Pourquoi n’y a t-il pas de défilés mixtes: une question que personne ne pose en période haute-couture. Comme s’il était évident que cette semaine soit uniquement dédiée aux femmes. Elles, ces créatures frivoles et avides de luxe, ont le vice du beau vêtement, du luxe, de la luxsure. Encore des noeuds, du satin quelques couches de tulles : voit-on encore mes boucles d’oreilles en diamant. Tout ce qui brille, pour un déjeuner chez Tiffany à la recherche d’un milliardaire. La haute-couture fait partie des mythes de ce qu’est Paris : savoir-faire et rêve. Un rayonnement à l’internationale qui met des paillettes dans les yeux : les couturiers évoquent fréquemment la couture parisienne comme un rêve d’enfant. Au fil du temps le secteur évolue, notamment sous les coups de la démocratisation du prêt-à porté. Aujourd’hui la femme est-elle toujours le seul avenir de la haute-couture ?

Au début des années soixante Marcel Boussac évoque la haute-couture comme :« un phare qui éclaire le monde ». Réservée à une petite élite fortunée, son côté inaccessible à quelque peu déconnectée la haute-couture de son rôle de guide au fil du temps.

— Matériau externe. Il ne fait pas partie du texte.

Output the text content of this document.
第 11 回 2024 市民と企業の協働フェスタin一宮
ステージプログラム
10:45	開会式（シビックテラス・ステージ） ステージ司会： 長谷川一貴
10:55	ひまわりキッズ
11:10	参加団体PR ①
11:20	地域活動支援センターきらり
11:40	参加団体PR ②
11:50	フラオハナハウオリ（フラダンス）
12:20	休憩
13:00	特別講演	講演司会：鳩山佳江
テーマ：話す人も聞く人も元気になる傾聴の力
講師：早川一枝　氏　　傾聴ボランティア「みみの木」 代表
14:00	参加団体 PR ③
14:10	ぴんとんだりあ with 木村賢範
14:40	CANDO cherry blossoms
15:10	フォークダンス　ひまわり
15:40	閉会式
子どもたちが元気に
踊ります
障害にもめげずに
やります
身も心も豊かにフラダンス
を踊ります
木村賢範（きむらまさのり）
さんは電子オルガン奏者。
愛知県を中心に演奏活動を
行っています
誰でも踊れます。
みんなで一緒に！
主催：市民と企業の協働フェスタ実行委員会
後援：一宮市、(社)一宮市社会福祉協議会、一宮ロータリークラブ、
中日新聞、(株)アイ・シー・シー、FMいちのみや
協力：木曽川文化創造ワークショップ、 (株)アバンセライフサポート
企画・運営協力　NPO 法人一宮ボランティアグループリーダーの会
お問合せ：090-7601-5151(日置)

Aujourd’hui elle reprend de la place : mais les thèmes on t-ils évolués ? Ou le public a-t-il besoin de conserver cette image d’un vêtement de luxe précieux, donc scintillant porté par Madame lors de galas d’exceptions. La Haute-Couture :un secteur qui semble fondé et entretenu autour de l’idée de l’existence d’un male gaze. Soit une réflexion de la définition de les femmes la femme du point de vu masculin. Se laisser envelopper par les fantasme d’une Marilyn, dépensière glamour : devenir un parfait accessoire. Tous les hommes n’en sont pas là : ce n’est pas le propos. Mais la haute-couture s’entretient sur ces carcans, ou les paradoxes d’une femme à la fois chic et sexy, mère et amante, vierge et putain doivent s’incarner.

 S’il est vrai que la haute-couture est souvent associée aux rêves : comment la femme s’en échappe t-elle ?  Quelles sont les collections qui libéreront les femmes ? Une bien grande question pour cette semaine de Haute Couture.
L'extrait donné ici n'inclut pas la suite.